Lesson 18 of 30

Accuracy, Precision, and Recall

Master three key metrics for classification and learn when each one matters most.

Beginner Friendly
3 Worked Examples
Exercises Included

Learning objectives

  • Define accuracy, precision, and recall clearly
  • Understand trade-offs among these metrics
  • Apply the metrics to real decision scenarios

Introduction

When evaluating classification models, three common metrics appear again and again: accuracy, precision, and recall. These metrics help describe different aspects of performance, especially when not all mistakes are equally serious.

Accuracy measures overall correctness. Precision tells you how often positive predictions are actually correct. Recall tells you how many of the real positive cases the model successfully found.

A beginner mistake is to focus only on accuracy. In many important applications, precision or recall may matter more depending on the consequences of errors.

Accuracy: overall correctness

Accuracy is the proportion of all predictions that were correct. It is easy to understand and useful when classes are balanced and error costs are similar.

However, if positive cases are rare, a model can have high accuracy while still failing at the task. For example, predicting 'not fraud' for almost everything could still look accurate if fraud is uncommon.

Precision: trust in positive predictions

Precision answers the question: when the model predicts positive, how often is it right? High precision matters when false alarms are costly or disruptive.

In a spam filter, low precision could mean many legitimate emails are wrongly marked as spam. In content moderation, low precision could lead to unfair takedowns.

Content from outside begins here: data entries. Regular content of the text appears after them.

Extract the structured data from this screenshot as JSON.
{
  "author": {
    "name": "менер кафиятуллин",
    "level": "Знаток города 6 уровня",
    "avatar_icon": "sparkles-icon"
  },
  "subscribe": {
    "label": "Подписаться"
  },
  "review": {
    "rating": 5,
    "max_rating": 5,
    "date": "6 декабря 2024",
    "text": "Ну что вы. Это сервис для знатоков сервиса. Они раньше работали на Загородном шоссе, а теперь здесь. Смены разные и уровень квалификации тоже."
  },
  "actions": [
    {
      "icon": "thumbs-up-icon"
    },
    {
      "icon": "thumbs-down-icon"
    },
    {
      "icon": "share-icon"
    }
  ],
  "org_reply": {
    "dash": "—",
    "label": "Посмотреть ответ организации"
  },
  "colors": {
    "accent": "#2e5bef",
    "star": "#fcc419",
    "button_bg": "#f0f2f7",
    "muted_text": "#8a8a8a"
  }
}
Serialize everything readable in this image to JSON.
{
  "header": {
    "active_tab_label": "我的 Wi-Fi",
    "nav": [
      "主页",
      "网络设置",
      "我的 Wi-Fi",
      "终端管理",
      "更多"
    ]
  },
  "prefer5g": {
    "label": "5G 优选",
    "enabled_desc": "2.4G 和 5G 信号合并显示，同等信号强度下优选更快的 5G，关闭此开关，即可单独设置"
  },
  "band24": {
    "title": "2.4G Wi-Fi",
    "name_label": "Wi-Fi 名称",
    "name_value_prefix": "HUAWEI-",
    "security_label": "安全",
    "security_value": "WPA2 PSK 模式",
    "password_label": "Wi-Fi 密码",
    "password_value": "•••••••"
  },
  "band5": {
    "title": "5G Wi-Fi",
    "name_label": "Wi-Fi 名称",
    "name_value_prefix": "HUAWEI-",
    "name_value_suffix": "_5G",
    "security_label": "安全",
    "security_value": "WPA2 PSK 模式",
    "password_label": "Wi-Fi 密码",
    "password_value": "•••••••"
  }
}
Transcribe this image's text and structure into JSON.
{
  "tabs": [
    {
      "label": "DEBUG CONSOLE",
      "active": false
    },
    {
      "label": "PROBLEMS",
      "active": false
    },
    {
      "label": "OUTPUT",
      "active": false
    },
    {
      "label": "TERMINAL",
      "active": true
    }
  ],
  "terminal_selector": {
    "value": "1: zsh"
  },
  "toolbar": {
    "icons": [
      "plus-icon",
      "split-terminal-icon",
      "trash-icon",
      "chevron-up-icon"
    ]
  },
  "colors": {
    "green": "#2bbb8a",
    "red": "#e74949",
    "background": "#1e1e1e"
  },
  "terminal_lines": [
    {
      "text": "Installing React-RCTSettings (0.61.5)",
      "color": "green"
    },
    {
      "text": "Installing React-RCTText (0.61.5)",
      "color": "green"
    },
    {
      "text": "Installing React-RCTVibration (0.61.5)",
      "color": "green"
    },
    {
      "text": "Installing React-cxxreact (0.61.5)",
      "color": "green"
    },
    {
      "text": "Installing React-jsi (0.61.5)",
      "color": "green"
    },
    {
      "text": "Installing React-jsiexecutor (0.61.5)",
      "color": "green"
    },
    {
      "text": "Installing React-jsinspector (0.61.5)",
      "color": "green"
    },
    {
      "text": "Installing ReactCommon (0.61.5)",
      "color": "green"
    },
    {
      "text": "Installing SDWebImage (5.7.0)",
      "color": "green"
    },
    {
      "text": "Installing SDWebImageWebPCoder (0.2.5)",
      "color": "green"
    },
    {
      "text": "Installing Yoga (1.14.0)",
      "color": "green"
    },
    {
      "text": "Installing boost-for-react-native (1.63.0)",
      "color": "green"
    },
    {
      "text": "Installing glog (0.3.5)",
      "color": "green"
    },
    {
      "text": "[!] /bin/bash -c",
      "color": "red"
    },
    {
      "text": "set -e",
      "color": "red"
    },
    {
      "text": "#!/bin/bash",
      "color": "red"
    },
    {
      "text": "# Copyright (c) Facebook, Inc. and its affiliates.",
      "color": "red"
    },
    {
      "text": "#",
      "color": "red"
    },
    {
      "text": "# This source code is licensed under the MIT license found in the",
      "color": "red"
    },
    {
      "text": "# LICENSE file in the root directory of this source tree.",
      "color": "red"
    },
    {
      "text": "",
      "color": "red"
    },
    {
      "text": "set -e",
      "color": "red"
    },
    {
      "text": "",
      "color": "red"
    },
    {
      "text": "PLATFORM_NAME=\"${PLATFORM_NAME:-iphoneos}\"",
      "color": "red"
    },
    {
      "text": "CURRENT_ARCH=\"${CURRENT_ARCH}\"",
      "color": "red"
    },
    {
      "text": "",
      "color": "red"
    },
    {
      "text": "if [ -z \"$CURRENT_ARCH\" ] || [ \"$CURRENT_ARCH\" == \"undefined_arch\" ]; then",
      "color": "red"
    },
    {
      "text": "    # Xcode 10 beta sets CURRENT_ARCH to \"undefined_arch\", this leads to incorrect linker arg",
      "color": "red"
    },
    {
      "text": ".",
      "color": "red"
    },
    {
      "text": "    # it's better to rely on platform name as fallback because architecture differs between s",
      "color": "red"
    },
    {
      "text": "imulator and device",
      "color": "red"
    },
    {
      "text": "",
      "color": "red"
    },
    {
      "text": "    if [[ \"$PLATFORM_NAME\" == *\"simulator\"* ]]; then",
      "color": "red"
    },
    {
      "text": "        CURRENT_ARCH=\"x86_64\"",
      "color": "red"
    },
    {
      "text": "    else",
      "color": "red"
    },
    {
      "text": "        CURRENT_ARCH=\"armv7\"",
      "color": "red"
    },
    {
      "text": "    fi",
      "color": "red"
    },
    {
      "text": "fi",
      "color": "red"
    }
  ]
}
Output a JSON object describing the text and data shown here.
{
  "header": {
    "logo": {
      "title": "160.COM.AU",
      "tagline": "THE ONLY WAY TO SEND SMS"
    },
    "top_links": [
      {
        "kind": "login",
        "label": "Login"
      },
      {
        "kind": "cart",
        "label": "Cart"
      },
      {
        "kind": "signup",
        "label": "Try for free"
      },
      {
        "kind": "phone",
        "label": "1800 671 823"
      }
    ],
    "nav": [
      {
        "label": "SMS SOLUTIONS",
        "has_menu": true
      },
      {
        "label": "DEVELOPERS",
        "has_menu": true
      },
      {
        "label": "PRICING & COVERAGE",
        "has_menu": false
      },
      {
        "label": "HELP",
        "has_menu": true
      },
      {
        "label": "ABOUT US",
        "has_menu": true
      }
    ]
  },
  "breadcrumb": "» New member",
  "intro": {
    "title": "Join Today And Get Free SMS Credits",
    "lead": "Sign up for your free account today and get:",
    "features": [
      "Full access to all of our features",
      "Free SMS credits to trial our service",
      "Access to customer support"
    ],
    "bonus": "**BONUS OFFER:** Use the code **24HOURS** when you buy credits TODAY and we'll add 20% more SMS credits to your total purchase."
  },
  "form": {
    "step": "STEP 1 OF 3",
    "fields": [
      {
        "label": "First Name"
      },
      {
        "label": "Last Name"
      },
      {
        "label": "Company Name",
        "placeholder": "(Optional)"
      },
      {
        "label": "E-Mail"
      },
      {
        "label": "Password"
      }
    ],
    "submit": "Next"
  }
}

Recall: finding the real positives

Recall answers the question: of all the real positive cases, how many did the model catch? High recall matters when missing positives is costly.

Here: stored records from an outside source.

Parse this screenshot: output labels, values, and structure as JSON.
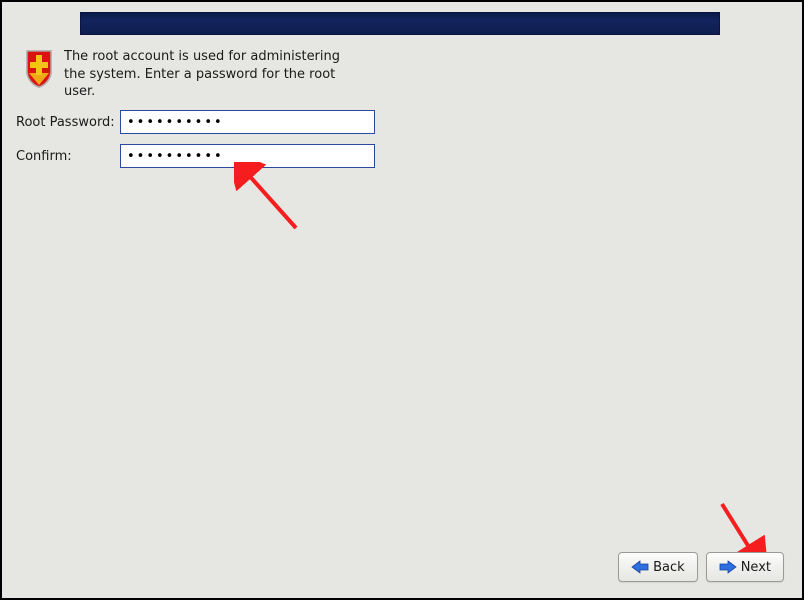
{
  "intro": {
    "text": "The root account is used for administering the system.  Enter a password for the root user."
  },
  "form": {
    "password_label": "Root Password:",
    "confirm_label": "Confirm:",
    "password_value": "••••••••••",
    "confirm_value": "••••••••••"
  },
  "buttons": {
    "back_label": "Back",
    "next_label": "Next"
  },
  "colors": {
    "header_gradient_top": "#0a1a4a",
    "header_gradient_bottom": "#0f1d4e",
    "annotation_arrow": "#f51d1d"
  }
}
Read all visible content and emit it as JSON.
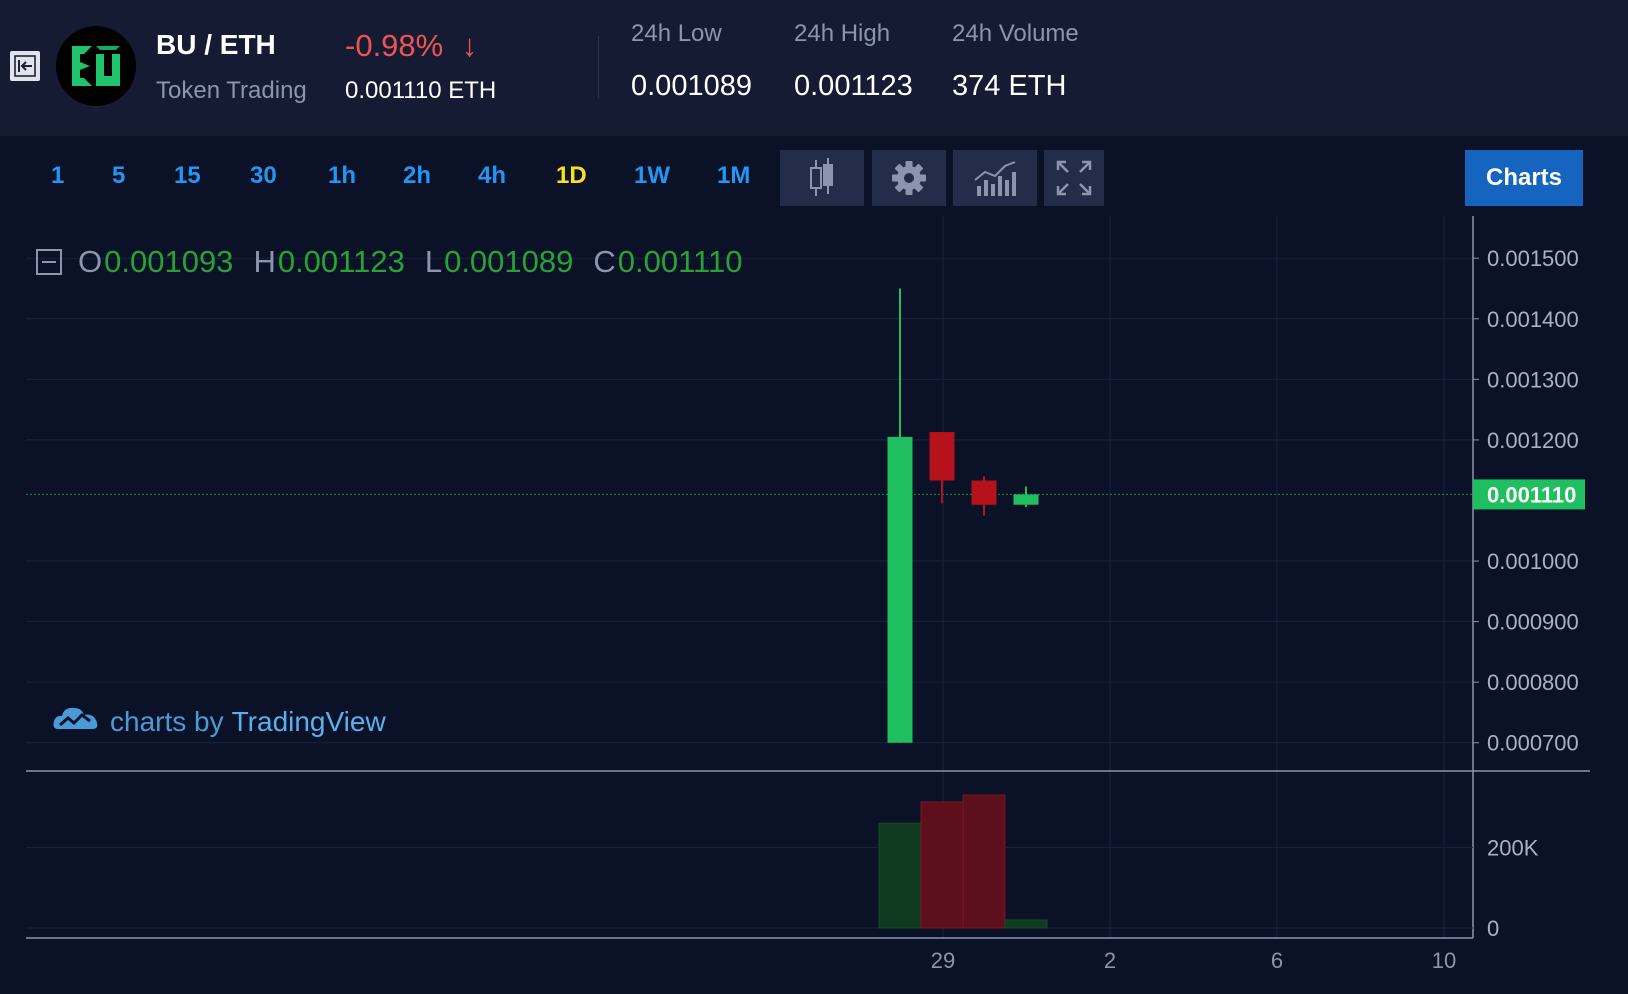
{
  "header": {
    "pair": "BU / ETH",
    "subtitle": "Token Trading",
    "change": "-0.98%",
    "change_arrow": "↓",
    "price": "0.001110 ETH",
    "stats": [
      {
        "label": "24h Low",
        "value": "0.001089"
      },
      {
        "label": "24h High",
        "value": "0.001123"
      },
      {
        "label": "24h Volume",
        "value": "374 ETH"
      }
    ],
    "logo_icon": "bu-logo-icon",
    "collapse_icon": "collapse-left-icon"
  },
  "toolbar": {
    "intervals": [
      "1",
      "5",
      "15",
      "30",
      "1h",
      "2h",
      "4h",
      "1D",
      "1W",
      "1M"
    ],
    "active_interval": "1D",
    "tools": [
      "candlestick-icon",
      "gear-icon",
      "indicators-icon",
      "fullscreen-icon"
    ],
    "charts_label": "Charts"
  },
  "legend": {
    "o_label": "O",
    "o_value": "0.001093",
    "h_label": "H",
    "h_value": "0.001123",
    "l_label": "L",
    "l_value": "0.001089",
    "c_label": "C",
    "c_value": "0.001110"
  },
  "watermark": {
    "prefix": "charts by",
    "brand": "TradingView",
    "icon": "tradingview-cloud-icon"
  },
  "colors": {
    "up": "#1fbf5f",
    "down": "#b5121b",
    "accent": "#1565c0",
    "active_interval": "#f7e21d",
    "interval": "#2196f3"
  },
  "chart_data": {
    "type": "candlestick",
    "y_ticks": [
      "0.001500",
      "0.001400",
      "0.001300",
      "0.001200",
      "0.001000",
      "0.000900",
      "0.000800",
      "0.000700"
    ],
    "ylim": [
      0.000655,
      0.00154
    ],
    "x_ticks": [
      "29",
      "2",
      "6",
      "10"
    ],
    "last_price_label": "0.001110",
    "candles": [
      {
        "open": 0.0007,
        "high": 0.00145,
        "low": 0.0007,
        "close": 0.001205
      },
      {
        "open": 0.001213,
        "high": 0.001213,
        "low": 0.001095,
        "close": 0.001133
      },
      {
        "open": 0.001133,
        "high": 0.00114,
        "low": 0.001075,
        "close": 0.001093
      },
      {
        "open": 0.001093,
        "high": 0.001123,
        "low": 0.001089,
        "close": 0.00111
      }
    ],
    "volume": {
      "ticks": [
        "200K",
        "0"
      ],
      "ylim": [
        0,
        340000
      ],
      "values": [
        260000,
        313000,
        330000,
        20000
      ],
      "directions": [
        "up",
        "down",
        "down",
        "up"
      ]
    },
    "grid": true
  }
}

In medical screening or fraud detection, low recall can be dangerous because important cases may be missed.

Examples

Medical screening

A system screening for disease often prioritizes recall because missing a serious case may be more harmful than flagging some healthy cases for extra review.

Spam filtering

A mail system may care a lot about precision because incorrectly hiding important emails creates frustration and business risk.

Fraud monitoring

A bank may try to balance both metrics, since too many false alarms annoy customers while missed fraud causes financial loss.

Exercises

  1. Explain accuracy, precision, and recall in simple language.
  2. Which metric would matter most in cancer screening, and why?
  3. Which metric might matter more in email filtering, and why?
  4. Why can a model have high accuracy but poor recall?
  5. Create a real-world case where high precision is more important than high recall.

Key takeaway

Accuracy gives a broad summary, but precision and recall reveal whether a classifier is trustworthy and effective for the cases that matter most.